A Multi-Perspective Analysis of Memorization in Large Language Models
Bowen Chen, Namgi Han, Yusuke Miyao
TL;DR
The paper investigates memorization in large language models (LLMs) from multiple angles to uncover how, when, and why memorized content emerges. It introduces a formal memorization criterion $M(X,Y)$ and a prediction framework using token- and sentence-level metrics, across a range of Pythia models from 70M to 12B parameters. Key findings include non-linear memorization scaling with model size and context, boundary effects in input and decoding dynamics, embedding-space clustering indicating paraphrase memorization, and the feasibility of predicting memorization with a Transformer. These results advance understanding of memorization mechanics and have implications for privacy, data contamination, and safer LLM deployment through improved anticipation of memorized content.
Abstract
Large Language Models (LLMs), trained on massive corpora with billions of parameters, show unprecedented performance in various fields. Though surprised by their excellent performances, researchers also noticed some special behaviors of those LLMs. One of those behaviors is memorization, in which LLMs can generate the same content used to train them. Though previous research has discussed memorization, the memorization of LLMs still lacks explanation, especially the cause of memorization and the dynamics of generating them. In this research, we comprehensively discussed memorization from various perspectives and extended the discussion scope to not only just the memorized content but also less and unmemorized content. Through various studies, we found that: (1) Through experiments, we revealed the relation of memorization between model size, continuation size, and context size.
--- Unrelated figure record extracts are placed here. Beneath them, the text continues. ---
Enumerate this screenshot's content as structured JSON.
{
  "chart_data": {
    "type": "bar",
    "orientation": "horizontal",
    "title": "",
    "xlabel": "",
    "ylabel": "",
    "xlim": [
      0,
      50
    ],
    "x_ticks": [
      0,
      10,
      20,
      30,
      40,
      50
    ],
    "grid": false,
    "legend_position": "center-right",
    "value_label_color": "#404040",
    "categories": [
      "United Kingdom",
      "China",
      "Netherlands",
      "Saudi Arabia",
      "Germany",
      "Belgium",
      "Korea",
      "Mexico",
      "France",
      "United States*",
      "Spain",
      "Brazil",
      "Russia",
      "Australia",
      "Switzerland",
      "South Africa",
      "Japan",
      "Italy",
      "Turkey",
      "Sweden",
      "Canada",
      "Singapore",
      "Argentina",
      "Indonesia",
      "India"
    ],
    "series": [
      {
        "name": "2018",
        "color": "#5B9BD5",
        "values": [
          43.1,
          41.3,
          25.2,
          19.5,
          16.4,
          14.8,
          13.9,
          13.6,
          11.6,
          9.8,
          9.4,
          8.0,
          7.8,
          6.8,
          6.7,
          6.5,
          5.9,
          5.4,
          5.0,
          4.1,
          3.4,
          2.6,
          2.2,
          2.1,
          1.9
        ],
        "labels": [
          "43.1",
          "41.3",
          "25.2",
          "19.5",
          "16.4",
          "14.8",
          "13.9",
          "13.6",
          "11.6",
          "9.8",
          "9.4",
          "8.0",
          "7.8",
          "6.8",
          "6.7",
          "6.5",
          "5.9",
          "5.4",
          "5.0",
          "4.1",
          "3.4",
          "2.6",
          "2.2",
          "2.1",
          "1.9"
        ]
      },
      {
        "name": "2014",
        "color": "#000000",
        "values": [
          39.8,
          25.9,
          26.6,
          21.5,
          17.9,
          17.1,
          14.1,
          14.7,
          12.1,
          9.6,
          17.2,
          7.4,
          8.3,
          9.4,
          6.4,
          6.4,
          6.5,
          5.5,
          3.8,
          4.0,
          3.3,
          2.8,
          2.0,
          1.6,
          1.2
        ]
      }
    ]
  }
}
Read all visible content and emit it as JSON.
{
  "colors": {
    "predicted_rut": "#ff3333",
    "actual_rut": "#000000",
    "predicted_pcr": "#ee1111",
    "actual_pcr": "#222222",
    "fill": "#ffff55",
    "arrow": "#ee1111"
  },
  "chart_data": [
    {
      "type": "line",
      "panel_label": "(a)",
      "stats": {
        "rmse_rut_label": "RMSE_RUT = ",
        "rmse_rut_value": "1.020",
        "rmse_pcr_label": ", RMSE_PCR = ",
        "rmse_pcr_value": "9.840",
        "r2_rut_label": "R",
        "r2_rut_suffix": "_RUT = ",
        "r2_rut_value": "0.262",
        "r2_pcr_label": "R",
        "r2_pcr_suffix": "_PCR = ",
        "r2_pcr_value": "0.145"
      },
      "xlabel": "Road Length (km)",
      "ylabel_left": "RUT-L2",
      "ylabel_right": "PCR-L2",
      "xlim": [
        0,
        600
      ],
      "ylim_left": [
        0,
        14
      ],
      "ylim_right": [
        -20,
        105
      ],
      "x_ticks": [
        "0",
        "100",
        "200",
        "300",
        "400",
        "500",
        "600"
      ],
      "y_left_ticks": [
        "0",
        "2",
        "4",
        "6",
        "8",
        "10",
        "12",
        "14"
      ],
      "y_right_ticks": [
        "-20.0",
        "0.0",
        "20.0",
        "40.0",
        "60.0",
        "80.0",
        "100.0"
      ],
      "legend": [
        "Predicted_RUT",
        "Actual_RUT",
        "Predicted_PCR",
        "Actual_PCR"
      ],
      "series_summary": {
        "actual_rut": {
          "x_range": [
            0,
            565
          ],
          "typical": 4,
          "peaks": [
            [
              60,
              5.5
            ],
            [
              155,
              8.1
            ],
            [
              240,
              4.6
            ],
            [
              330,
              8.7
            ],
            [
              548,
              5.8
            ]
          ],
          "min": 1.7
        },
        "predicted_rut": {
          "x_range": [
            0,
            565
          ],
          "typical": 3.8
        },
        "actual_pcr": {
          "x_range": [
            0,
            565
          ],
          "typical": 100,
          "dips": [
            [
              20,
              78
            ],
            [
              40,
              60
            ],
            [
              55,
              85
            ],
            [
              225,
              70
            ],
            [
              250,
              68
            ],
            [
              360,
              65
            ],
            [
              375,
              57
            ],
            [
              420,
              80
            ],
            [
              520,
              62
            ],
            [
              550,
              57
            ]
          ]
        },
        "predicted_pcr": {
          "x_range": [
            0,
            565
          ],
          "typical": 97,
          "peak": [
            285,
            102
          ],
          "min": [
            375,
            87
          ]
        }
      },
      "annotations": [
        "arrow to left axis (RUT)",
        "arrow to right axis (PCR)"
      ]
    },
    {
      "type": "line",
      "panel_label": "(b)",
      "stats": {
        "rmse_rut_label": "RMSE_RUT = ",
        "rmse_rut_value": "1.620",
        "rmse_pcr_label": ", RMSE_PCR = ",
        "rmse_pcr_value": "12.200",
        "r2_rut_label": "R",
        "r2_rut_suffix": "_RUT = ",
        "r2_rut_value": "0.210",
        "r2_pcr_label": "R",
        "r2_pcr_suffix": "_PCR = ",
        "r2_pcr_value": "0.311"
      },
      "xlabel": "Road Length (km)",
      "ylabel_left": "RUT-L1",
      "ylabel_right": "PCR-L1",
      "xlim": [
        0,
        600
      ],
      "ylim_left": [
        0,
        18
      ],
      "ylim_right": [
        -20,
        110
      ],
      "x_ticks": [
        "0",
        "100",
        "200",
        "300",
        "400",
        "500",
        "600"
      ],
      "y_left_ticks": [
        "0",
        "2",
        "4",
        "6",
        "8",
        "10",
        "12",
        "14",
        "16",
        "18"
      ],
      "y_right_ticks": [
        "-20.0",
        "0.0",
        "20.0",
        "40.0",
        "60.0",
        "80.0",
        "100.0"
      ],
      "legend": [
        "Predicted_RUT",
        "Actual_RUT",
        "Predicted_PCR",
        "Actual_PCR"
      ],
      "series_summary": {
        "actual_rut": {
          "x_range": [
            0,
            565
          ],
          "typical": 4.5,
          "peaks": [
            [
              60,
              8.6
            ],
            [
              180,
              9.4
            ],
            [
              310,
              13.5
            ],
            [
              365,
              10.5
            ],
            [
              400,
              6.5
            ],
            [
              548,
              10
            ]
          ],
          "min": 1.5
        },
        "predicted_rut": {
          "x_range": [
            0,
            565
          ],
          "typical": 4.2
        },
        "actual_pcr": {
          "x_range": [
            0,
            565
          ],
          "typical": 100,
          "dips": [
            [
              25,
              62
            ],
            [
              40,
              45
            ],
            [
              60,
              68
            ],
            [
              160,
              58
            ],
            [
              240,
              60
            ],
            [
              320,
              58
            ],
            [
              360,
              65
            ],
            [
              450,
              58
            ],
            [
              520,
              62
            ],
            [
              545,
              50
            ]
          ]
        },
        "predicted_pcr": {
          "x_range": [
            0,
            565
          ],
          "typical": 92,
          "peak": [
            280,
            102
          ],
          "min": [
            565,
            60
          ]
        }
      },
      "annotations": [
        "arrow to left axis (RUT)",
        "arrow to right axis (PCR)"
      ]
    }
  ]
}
Further, we showed how unmemorized sentences transition to memorized sentences. (2) Through embedding analysis, we showed the distribution and decoding dynamics across model size in embedding space for sentences with different memorization scores. The n-gram statistics analysis presents d (3) An analysis over n-gram and entropy decoding dynamics discovered a boundary effect when the model starts to generate memorized sentences or unmemorized sentences. (4)We trained a Transformer model to predict the memorization of different models, showing that it is possible to predict memorizations by context.